En pleine pré-production, le scénario et le titre sont alors modifiés (le film devait s’appeler à l'origine Revenge Of The Jedi), notamment à cause du fait que le film soit produit de façon moins indépendante que les deux opus précédents, ce qui amènera le producteur Gary Kurtz, grand ami et fidèle conseiller de Lucas, à quitter l'entreprise, voyant que le marchandising prenait le pas sur la volonté de raconter une véritable suite. Alors que le script original, dont on sait finalement peu de choses, devait être du même acabit que The Empire Strikes Back (le personnage de Lando Calrissian devait mourir sur Tatooine, Han Solo se sacrifiait pour le reste du groupe à la fin du film, Leïa devenait reine et Luke finissait en exil sur Tatooine de la même façon que l'avait fait Obi-Wan par le passé), Lucas décide d'en faire un divertissement familial pur où aucun protagoniste ne trouve la mort et où l'originalité des situations n'est plus une priorité (on ressuscite notamment la fameuse Étoile Noire et ce troisième opus est certainement celui où l'humour est le plus présent). Et si ce changement brusque de tonalité a tendance à baisser la qualité générale du film, force est de constater que Return Of The Jedi, en tant que suite pure et simple, se tient plutôt bien et se regarde sans ennui. Des qualités qui peuvent paraître évidentes, mais que l'on ne retrouvera pas forcément dans la prélogie.

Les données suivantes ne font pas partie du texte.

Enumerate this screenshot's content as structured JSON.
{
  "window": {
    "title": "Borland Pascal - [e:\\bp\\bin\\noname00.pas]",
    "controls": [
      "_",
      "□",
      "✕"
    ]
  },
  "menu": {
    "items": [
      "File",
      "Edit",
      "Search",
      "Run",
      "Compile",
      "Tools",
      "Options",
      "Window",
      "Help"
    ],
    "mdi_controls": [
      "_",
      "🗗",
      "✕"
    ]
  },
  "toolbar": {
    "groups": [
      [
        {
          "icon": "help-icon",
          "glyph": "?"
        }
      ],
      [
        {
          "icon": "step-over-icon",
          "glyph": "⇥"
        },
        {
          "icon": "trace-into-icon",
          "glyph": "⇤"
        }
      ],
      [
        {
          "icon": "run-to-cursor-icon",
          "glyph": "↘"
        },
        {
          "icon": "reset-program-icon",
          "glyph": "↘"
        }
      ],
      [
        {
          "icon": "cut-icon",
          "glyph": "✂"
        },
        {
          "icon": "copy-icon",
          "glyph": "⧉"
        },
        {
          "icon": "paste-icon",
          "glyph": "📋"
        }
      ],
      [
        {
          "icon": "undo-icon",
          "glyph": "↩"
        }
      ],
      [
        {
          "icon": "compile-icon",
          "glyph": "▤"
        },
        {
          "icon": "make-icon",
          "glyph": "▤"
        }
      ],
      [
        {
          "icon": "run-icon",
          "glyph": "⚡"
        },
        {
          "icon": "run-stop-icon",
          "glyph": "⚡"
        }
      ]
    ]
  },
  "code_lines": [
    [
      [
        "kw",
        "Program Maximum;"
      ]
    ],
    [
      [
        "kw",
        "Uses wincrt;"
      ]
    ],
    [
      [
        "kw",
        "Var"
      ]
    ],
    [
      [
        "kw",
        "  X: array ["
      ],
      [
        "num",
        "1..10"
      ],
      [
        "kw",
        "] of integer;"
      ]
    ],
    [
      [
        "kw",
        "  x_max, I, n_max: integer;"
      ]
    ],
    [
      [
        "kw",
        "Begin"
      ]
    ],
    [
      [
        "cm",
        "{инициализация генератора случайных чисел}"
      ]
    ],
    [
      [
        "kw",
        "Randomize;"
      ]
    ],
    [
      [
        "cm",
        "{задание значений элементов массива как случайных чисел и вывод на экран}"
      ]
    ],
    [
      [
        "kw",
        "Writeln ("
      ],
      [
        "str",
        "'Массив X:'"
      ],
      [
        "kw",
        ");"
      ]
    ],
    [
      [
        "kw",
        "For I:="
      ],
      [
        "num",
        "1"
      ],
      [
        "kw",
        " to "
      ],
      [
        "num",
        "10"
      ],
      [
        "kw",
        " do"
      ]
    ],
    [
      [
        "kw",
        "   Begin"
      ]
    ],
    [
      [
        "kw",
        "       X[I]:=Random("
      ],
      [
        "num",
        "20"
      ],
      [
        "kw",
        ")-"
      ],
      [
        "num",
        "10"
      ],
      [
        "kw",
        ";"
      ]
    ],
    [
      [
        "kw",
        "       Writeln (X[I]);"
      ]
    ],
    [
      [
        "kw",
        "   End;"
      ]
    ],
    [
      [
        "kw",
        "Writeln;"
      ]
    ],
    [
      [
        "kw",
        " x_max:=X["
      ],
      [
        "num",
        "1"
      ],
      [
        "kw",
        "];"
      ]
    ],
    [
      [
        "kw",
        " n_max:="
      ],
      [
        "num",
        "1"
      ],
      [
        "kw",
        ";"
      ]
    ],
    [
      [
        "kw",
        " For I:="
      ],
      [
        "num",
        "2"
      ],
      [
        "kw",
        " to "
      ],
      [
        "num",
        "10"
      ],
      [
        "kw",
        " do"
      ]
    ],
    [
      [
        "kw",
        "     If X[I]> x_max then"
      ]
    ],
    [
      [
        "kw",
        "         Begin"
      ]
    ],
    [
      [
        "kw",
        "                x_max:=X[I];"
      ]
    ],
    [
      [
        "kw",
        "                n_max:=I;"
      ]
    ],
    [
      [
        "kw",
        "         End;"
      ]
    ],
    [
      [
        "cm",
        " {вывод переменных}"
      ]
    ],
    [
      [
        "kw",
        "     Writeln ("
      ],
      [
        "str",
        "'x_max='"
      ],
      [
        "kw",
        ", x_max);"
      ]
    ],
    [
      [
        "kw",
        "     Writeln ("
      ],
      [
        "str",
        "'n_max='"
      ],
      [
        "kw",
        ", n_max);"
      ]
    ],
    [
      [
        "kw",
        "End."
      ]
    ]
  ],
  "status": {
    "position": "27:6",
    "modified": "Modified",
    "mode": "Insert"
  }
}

On est donc encore ici devant un divertissement efficace, misant à la fois sur l'attachement à l'univers et aux personnages, tout en continuant de perpétuer quelques excellentes idées des films précédents. Ainsi, Dark Vador est humanisé comme jamais dans cet épisode où le personnage de l'Empereur est fortement plus présent. La relation maître/serviteur est gérée de façon intelligente, à tel point qu'elle permet au climax final de posséder une très grande puissance émotionnelle. Pour le reste, on regrettera que les protagonistes n'évoluent pas forcément. Certes, Luke Skywalker devient un homme mature, capable de gérer ses émotions, de comprendre le bien de chaque situation, certes les nouveaux enjeux de sa relation avec Leïa sont des excellents ajouts, mais ce n'est finalement pas plus exploité que ça. Là où The Empire Strikes Back nous présentait des personnages qui arrivaient à douter d'eux même, on est ici devant une galerie de personnages beaucoup trop confiants, à l'exception d'une séquence intimiste magnifique entre Luke et Leïa qui débouchera sur un tournant décisif du duel final.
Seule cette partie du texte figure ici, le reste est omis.